Atenas-1906: os Jogos Olímpicos esquecidos que salvaram todos os outros
No princípio, as Olimpíadas modernas não eram um evento multimilionário. Até que os gregos reformaram um estádio de mármore da Antiguidade para sediá-las – e fizeram a primeira cerimônia de abertura.
No princípio, as Olimpíadas modernas eram algo bem diferente do megaevento multimilionário e multiplataforma a que nos acostumamos. Paris-1900 e St. Louis-1904, por exemplo, ficaram à sombra das Exposições Universais organizadas, respectivamente, nessas cidades. Se hoje uma Olimpíada é o grande evento no calendário de qualquer país, naquele tempo ela não passava de um punhado de competições realizadas em paralelo com feiras pomposas. Algo tão relevante quanto o rodeio de uma típica exposição agropecuária de uma cidade do interior sem tradição em rodeios.
Essas edições duraram mais de quatro meses e foram um fracasso de público e relevância. Por isso, em 1906, os gregos, dez anos após a bem-sucedida experiência em Atenas, realizaram uma nova edição olímpica. Já era uma ideia antiga do rei Jorge I, que gostaria que a capital fosse sede permanente dos Jogos, tal qual Olímpia na Antiguidade. Mas Pierre de Coubertin, o idealizador das Olimpíadas modernas, queria que as sedes fossem rotativas para que outras cidades pudessem ser, por um tempo, o centro irradiador do espírito dos cinco anéis – ou seja, a discussão sobre a rotatividade de sedes, em voga hoje devido a custos assombrosos de organização e a legados chinfrins, já existia naquela época.
Com o circo olímpico ameaçado pelas edições esvaziadas da virada do século 20, Coubertin e o COI deram o aval para os gregos organizarem um novo ciclo quadrienal de sede fixa. Foi um sucesso. O mítico estádio Panatenaico, um marco da antiguidade ateniense reformado para os Jogos de 1896, sediou a nova edição (e ele também foi usado em 2004). Além da estrutura pronta, o que ajudou a fechar as contas, os atenienses apresentaram inovações que hoje são essenciais, como a cerimônia de abertura com desfile de todos os atletas, separados por delegações representadas em suas cores e bandeiras.
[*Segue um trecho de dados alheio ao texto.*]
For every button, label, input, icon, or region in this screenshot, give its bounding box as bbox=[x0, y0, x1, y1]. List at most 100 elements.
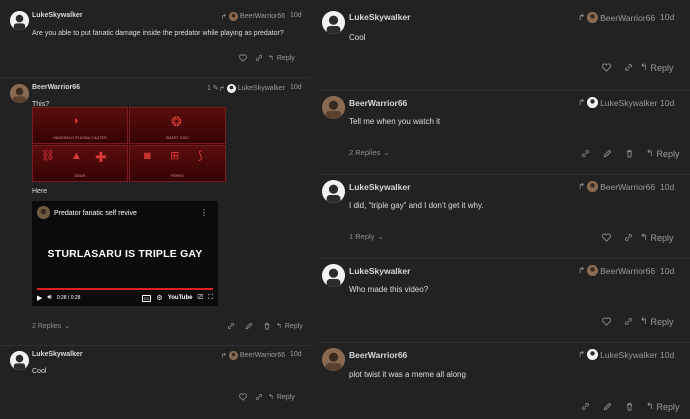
username[interactable]: LukeSkywalker bbox=[32, 351, 83, 358]
trash-icon[interactable] bbox=[618, 402, 640, 411]
reply-button[interactable]: ↰ Reply bbox=[640, 62, 674, 73]
reply-button[interactable]: ↰ Reply bbox=[646, 148, 680, 159]
link-icon[interactable] bbox=[574, 149, 596, 158]
reply-button[interactable]: ↰ Reply bbox=[646, 401, 680, 412]
reply-to-user[interactable]: ↱ BeerWarrior66 bbox=[221, 12, 285, 21]
link-icon[interactable] bbox=[616, 233, 640, 242]
username[interactable]: BeerWarrior66 bbox=[32, 84, 80, 91]
trash-icon[interactable] bbox=[258, 322, 276, 330]
reply-to-username: LukeSkywalker bbox=[600, 349, 658, 360]
link-icon[interactable] bbox=[250, 54, 268, 62]
heart-icon[interactable] bbox=[236, 393, 250, 401]
reply-to-user[interactable]: ↱ BeerWarrior66 bbox=[221, 351, 285, 360]
reply-arrow-icon: ↱ bbox=[221, 13, 227, 21]
post-actions: ↰ Reply bbox=[596, 232, 674, 243]
post-body: plot twist it was a meme all along bbox=[349, 370, 466, 379]
avatar[interactable] bbox=[10, 351, 29, 370]
reply-label: Reply bbox=[650, 232, 674, 243]
avatar[interactable] bbox=[322, 264, 345, 287]
video-progress-fill bbox=[37, 288, 213, 290]
reply-to-user[interactable]: ↱ BeerWarrior66 bbox=[578, 181, 655, 192]
heart-icon[interactable] bbox=[236, 54, 250, 62]
youtube-logo[interactable]: YouTube bbox=[168, 295, 193, 301]
video-title[interactable]: Predator fanatic self revive bbox=[54, 210, 137, 217]
username[interactable]: LukeSkywalker bbox=[349, 182, 410, 192]
more-options-icon[interactable]: ⋮ bbox=[200, 208, 208, 217]
image-cell: ◙ ⊞ ⟆ PERKS bbox=[129, 145, 226, 182]
channel-avatar[interactable] bbox=[37, 206, 50, 219]
post-body: Here bbox=[32, 188, 48, 195]
heart-icon[interactable] bbox=[596, 317, 616, 326]
reply-to-user[interactable]: ↱ LukeSkywalker bbox=[578, 97, 657, 108]
volume-icon[interactable]: 🔊︎ bbox=[47, 294, 51, 302]
link-icon[interactable] bbox=[574, 402, 596, 411]
reply-button[interactable]: ↰ Reply bbox=[276, 322, 303, 331]
perk-bag-icon: ◙ bbox=[144, 150, 151, 162]
post-date[interactable]: 10d bbox=[660, 12, 674, 22]
reply-to-user[interactable]: ↱ LukeSkywalker bbox=[219, 84, 285, 93]
reply-button[interactable]: ↰ Reply bbox=[268, 393, 295, 402]
image-caption: PERKS bbox=[171, 174, 184, 178]
heart-icon[interactable] bbox=[596, 63, 616, 72]
avatar bbox=[587, 181, 599, 192]
avatar[interactable] bbox=[322, 180, 345, 203]
username[interactable]: BeerWarrior66 bbox=[349, 98, 407, 108]
post-date[interactable]: 10d bbox=[660, 266, 674, 276]
reply-label: Reply bbox=[650, 316, 674, 327]
reply-icon: ↰ bbox=[268, 394, 274, 401]
avatar[interactable] bbox=[322, 96, 345, 119]
reply-to-username: LukeSkywalker bbox=[600, 97, 658, 108]
post-date[interactable]: 10d bbox=[290, 12, 302, 19]
reply-to-user[interactable]: ↱ LukeSkywalker bbox=[578, 349, 657, 360]
video-embed[interactable]: Predator fanatic self revive ⋮ STURLASAR… bbox=[32, 201, 218, 306]
captions-icon[interactable]: CC bbox=[141, 294, 152, 302]
image-cell: ❂ SMART DISC bbox=[129, 107, 226, 144]
post-actions: ↰ Reply bbox=[596, 316, 674, 327]
link-icon[interactable] bbox=[222, 322, 240, 330]
post-date[interactable]: 10d bbox=[660, 98, 674, 108]
play-icon[interactable]: ▶ bbox=[37, 294, 42, 302]
pencil-icon[interactable] bbox=[596, 402, 618, 411]
reply-button[interactable]: ↰ Reply bbox=[640, 316, 674, 327]
replies-count: 1 Reply bbox=[349, 232, 375, 241]
pencil-icon: ✎ bbox=[212, 85, 219, 92]
reply-to-username: BeerWarrior66 bbox=[239, 352, 286, 359]
post-date[interactable]: 10d bbox=[290, 84, 302, 91]
reply-to-user[interactable]: ↱ BeerWarrior66 bbox=[578, 265, 655, 276]
pencil-icon[interactable] bbox=[240, 322, 258, 330]
post-date[interactable]: 10d bbox=[290, 351, 302, 358]
video-time: 0:28 / 0:28 bbox=[56, 295, 81, 301]
avatar[interactable] bbox=[10, 11, 29, 30]
reply-to-user[interactable]: ↱ BeerWarrior66 bbox=[578, 12, 655, 23]
post-date[interactable]: 10d bbox=[660, 182, 674, 192]
video-progress-bar[interactable] bbox=[37, 288, 213, 290]
pencil-icon[interactable] bbox=[596, 149, 618, 158]
edit-indicator[interactable]: 1 ✎ bbox=[207, 84, 219, 93]
replies-toggle[interactable]: 2 Replies ⌄ bbox=[32, 322, 70, 331]
reply-label: Reply bbox=[276, 393, 295, 401]
reply-button[interactable]: ↰ Reply bbox=[640, 232, 674, 243]
avatar[interactable] bbox=[322, 11, 345, 34]
reply-button[interactable]: ↰ Reply bbox=[268, 54, 295, 63]
post-actions: ↰ Reply bbox=[574, 148, 680, 159]
username[interactable]: BeerWarrior66 bbox=[349, 350, 407, 360]
trash-icon[interactable] bbox=[618, 149, 640, 158]
username[interactable]: LukeSkywalker bbox=[349, 12, 410, 22]
replies-toggle[interactable]: 2 Replies ⌄ bbox=[349, 148, 390, 157]
link-icon[interactable] bbox=[616, 63, 640, 72]
link-icon[interactable] bbox=[616, 317, 640, 326]
heart-icon[interactable] bbox=[596, 233, 616, 242]
avatar[interactable] bbox=[322, 348, 345, 371]
reply-icon: ↰ bbox=[640, 62, 648, 72]
avatar[interactable] bbox=[10, 84, 29, 103]
avatar bbox=[587, 265, 599, 276]
replies-toggle[interactable]: 1 Reply ⌄ bbox=[349, 232, 384, 241]
fullscreen-icon[interactable]: ⛶ bbox=[208, 294, 213, 302]
game-loadout-image[interactable]: ◗ HANDHELD PLASMA CASTER ❂ SMART DISC ⛓ … bbox=[32, 107, 226, 182]
link-icon[interactable] bbox=[250, 393, 268, 401]
settings-gear-icon[interactable]: ⚙ bbox=[156, 294, 162, 302]
post-date[interactable]: 10d bbox=[660, 350, 674, 360]
cast-icon[interactable]: ⎚ bbox=[197, 294, 203, 302]
username[interactable]: LukeSkywalker bbox=[349, 266, 410, 276]
username[interactable]: LukeSkywalker bbox=[32, 12, 83, 19]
Vinte nações competiram, sendo que o Império Austro-Húngaro foi representado por três delegações distintas: Áustria, Hungria e Boêmia (sim, a Boêmia, na atual República Tcheca, já foi um time olímpico, assim como a Rússia czarista e o Império Otomano, mesmo que sob o nome “Turquia”, o que dá uma dimensão histórica diferente ao que chamamos de “Jogos modernos”). Eram cerca de 850 atletas, sendo seis mulheres, competindo em 13 esportes, segundo a Encyclopedia of the Modern Olympic Movement.
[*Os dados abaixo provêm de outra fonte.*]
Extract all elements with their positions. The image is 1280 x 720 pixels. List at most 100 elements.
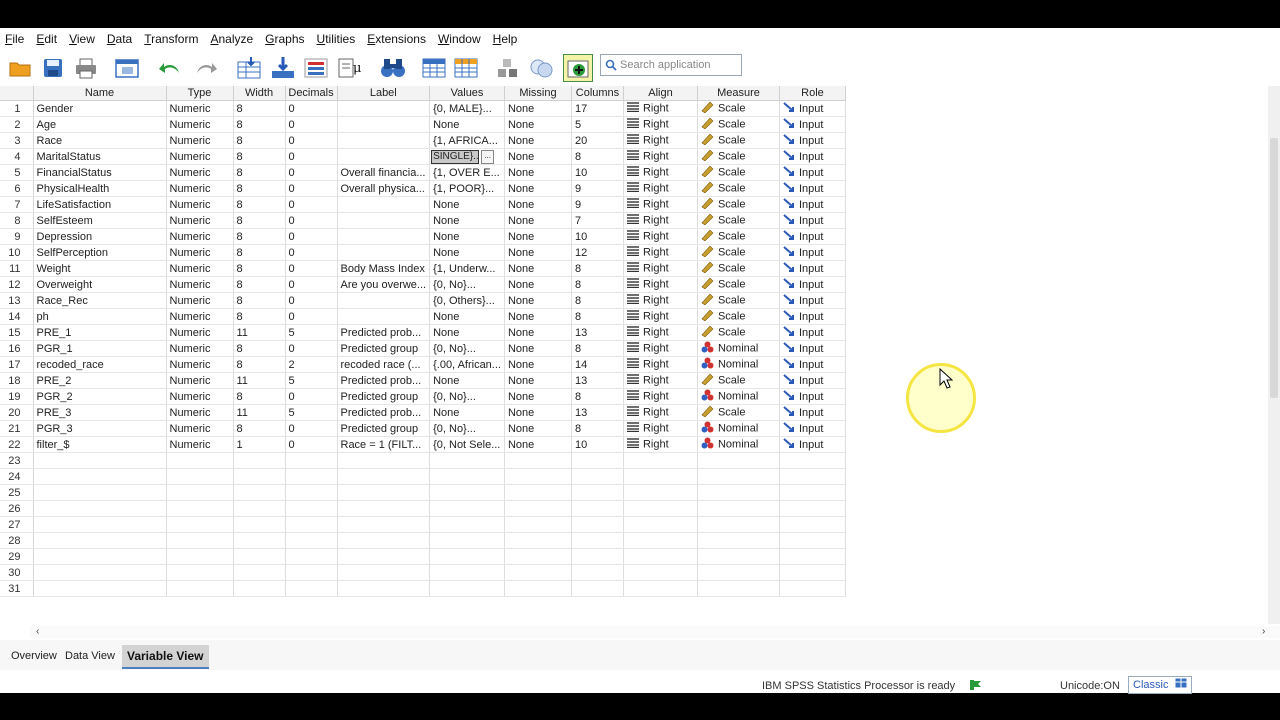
empty-cell[interactable] (571, 516, 624, 533)
cell-label[interactable]: Body Mass Index (337, 260, 431, 277)
cell-measure[interactable]: Scale (697, 228, 780, 245)
menu-transform[interactable]: Transform (139, 28, 205, 50)
cell-values[interactable]: SINGLE}...... (429, 148, 505, 165)
row-number[interactable]: 26 (0, 500, 34, 517)
empty-cell[interactable] (285, 516, 338, 533)
empty-cell[interactable] (571, 564, 624, 581)
cell-name[interactable]: SelfPerception (33, 244, 167, 261)
empty-cell[interactable] (504, 500, 572, 517)
cell-align[interactable]: Right (623, 324, 698, 341)
empty-cell[interactable] (623, 452, 698, 469)
empty-cell[interactable] (285, 580, 338, 597)
empty-cell[interactable] (504, 564, 572, 581)
cell-role[interactable]: Input (779, 420, 846, 437)
cell-values[interactable]: None (429, 404, 505, 421)
cell-align[interactable]: Right (623, 212, 698, 229)
cell-decimals[interactable]: 5 (285, 372, 338, 389)
cell-columns[interactable]: 9 (571, 196, 624, 213)
cell-align[interactable]: Right (623, 372, 698, 389)
empty-cell[interactable] (623, 580, 698, 597)
menu-edit[interactable]: Edit (31, 28, 64, 50)
cell-role[interactable]: Input (779, 148, 846, 165)
empty-cell[interactable] (571, 484, 624, 501)
cell-measure[interactable]: Nominal (697, 340, 780, 357)
col-header-align[interactable]: Align (623, 86, 698, 101)
empty-cell[interactable] (285, 484, 338, 501)
recall-dialog-icon[interactable] (112, 54, 142, 82)
table-row[interactable]: 12 Overweight Numeric 8 0 Are you overwe... {0… (0, 276, 846, 293)
cell-type[interactable]: Numeric (166, 148, 234, 165)
cell-width[interactable]: 8 (233, 340, 286, 357)
table-row[interactable]: 14 ph Numeric 8 0 None None 8 Right Scale Input (0, 308, 846, 325)
cell-columns[interactable]: 8 (571, 308, 624, 325)
menu-graphs[interactable]: Graphs (260, 28, 311, 50)
col-header-name[interactable]: Name (33, 86, 167, 101)
empty-cell[interactable] (504, 484, 572, 501)
split-file-icon[interactable] (494, 54, 524, 82)
customize-toolbar-icon[interactable] (563, 54, 593, 82)
cell-role[interactable]: Input (779, 228, 846, 245)
cell-label[interactable] (337, 196, 431, 213)
empty-row[interactable]: 28 (0, 532, 846, 549)
cell-missing[interactable]: None (504, 308, 572, 325)
empty-row[interactable]: 24 (0, 468, 846, 485)
vertical-scroll-thumb[interactable] (1270, 138, 1278, 398)
cell-values[interactable]: None (429, 372, 505, 389)
table-row[interactable]: 10 SelfPerception Numeric 8 0 None None 12 Right… (0, 244, 846, 261)
cell-align[interactable]: Right (623, 164, 698, 181)
empty-cell[interactable] (33, 516, 167, 533)
cell-align[interactable]: Right (623, 180, 698, 197)
cell-type[interactable]: Numeric (166, 212, 234, 229)
empty-cell[interactable] (166, 500, 234, 517)
cell-label[interactable] (337, 148, 431, 165)
cell-label[interactable]: Predicted group (337, 388, 431, 405)
empty-cell[interactable] (504, 548, 572, 565)
col-header-values[interactable]: Values (429, 86, 505, 101)
cell-type[interactable]: Numeric (166, 436, 234, 453)
cell-missing[interactable]: None (504, 420, 572, 437)
col-header-type[interactable]: Type (166, 86, 234, 101)
cell-decimals[interactable]: 0 (285, 164, 338, 181)
cell-missing[interactable]: None (504, 340, 572, 357)
cell-width[interactable]: 8 (233, 116, 286, 133)
cell-name[interactable]: SelfEsteem (33, 212, 167, 229)
cell-align[interactable]: Right (623, 276, 698, 293)
cell-label[interactable]: Predicted group (337, 420, 431, 437)
cell-type[interactable]: Numeric (166, 116, 234, 133)
empty-cell[interactable] (337, 468, 431, 485)
cell-name[interactable]: Gender (33, 100, 167, 117)
empty-cell[interactable] (697, 468, 780, 485)
cell-name[interactable]: MaritalStatus (33, 148, 167, 165)
classic-mode-button[interactable]: Classic (1128, 676, 1192, 694)
row-number[interactable]: 15 (0, 324, 34, 341)
empty-cell[interactable] (337, 500, 431, 517)
empty-cell[interactable] (285, 548, 338, 565)
cell-type[interactable]: Numeric (166, 372, 234, 389)
cell-align[interactable]: Right (623, 100, 698, 117)
cell-label[interactable]: Overall physica... (337, 180, 431, 197)
empty-cell[interactable] (697, 516, 780, 533)
menu-extensions[interactable]: Extensions (362, 28, 433, 50)
empty-cell[interactable] (504, 516, 572, 533)
cell-name[interactable]: Depression (33, 228, 167, 245)
row-number[interactable]: 13 (0, 292, 34, 309)
cell-name[interactable]: Overweight (33, 276, 167, 293)
cell-type[interactable]: Numeric (166, 132, 234, 149)
empty-cell[interactable] (697, 484, 780, 501)
cell-type[interactable]: Numeric (166, 276, 234, 293)
cell-align[interactable]: Right (623, 404, 698, 421)
empty-cell[interactable] (779, 468, 846, 485)
cell-label[interactable] (337, 292, 431, 309)
empty-row[interactable]: 26 (0, 500, 846, 517)
cell-align[interactable]: Right (623, 244, 698, 261)
cell-role[interactable]: Input (779, 164, 846, 181)
cell-columns[interactable]: 10 (571, 228, 624, 245)
cell-values[interactable]: None (429, 244, 505, 261)
empty-cell[interactable] (571, 532, 624, 549)
cell-type[interactable]: Numeric (166, 340, 234, 357)
cell-role[interactable]: Input (779, 356, 846, 373)
cell-columns[interactable]: 20 (571, 132, 624, 149)
cell-type[interactable]: Numeric (166, 324, 234, 341)
cell-measure[interactable]: Scale (697, 180, 780, 197)
cell-missing[interactable]: None (504, 164, 572, 181)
Como realizar um evento internacional sem precisar fazer um novo estádio? Os gregos sabiam, em 1906.
A ideia era que a Olimpíada Intercalada de Atenas, como é (pouco) conhecida, não fosse um evento isolado. Os Jogos deveriam ocorrer novamente em 1910, 1914 e por aí vai, intercalados com as edições que pingam de cidade em cidade. Mas, para variar, naqueles tempos o caldeirão de tretas dos Bálcãs estava transbordando. Gregos e turcos entraram em guerra por Creta em 1907, o Império Turco-Otomano descia ladeira abaixo enquanto os movimentos nacionalistas dos povos da região ainda sob o domínio de Istambul inflava, o que levou às Guerras Balcânicas de 1912 e 1913 e, em seguida, ao assassinato do arquiduque com nome de banda, em 1914. Aí o mundo mergulhou na Grande Guerra e um abraço.
A Grécia não tinha mais condições de sediar os Jogos Intercalados quando a guerra acabou, em 1918. A partir de 1920, a ideia de uma Olimpíada fixa em Atenas deixou de ser mencionada.
Para completar, apesar de apoiar a realização antes, o próprio Coubertin escreveu, ainda em 1906, que não reconhecia os Jogos como oficialmente olímpicos. Para a imprensa mundial da época e o COI, tratavam-se, sim, de Olimpíadas. Hoje, o evento não é listado pelo comitê e sequer é citado no site oficial.
Foram os Jogos mais globalizados, bem organizados e bem sucedidos até então. Eles mantiveram a chama acesa para Londres-1908, essa sim uma edição tida como um sucesso. Quer dizer, não fosse Atenas, os primeiros Jogos na Inglaterra teriam menos destaque na mídia, assim como, possivelmente, os seguintes, Estocolmo-1912. E logo depois veio a guerra, o mundo mudou para sempre e Olimpíadas só em Antuérpia, oito anos depois (quando os brasileiros enfim estrearam). O espírito olímpico deve muito a esses Jogos esquecidos.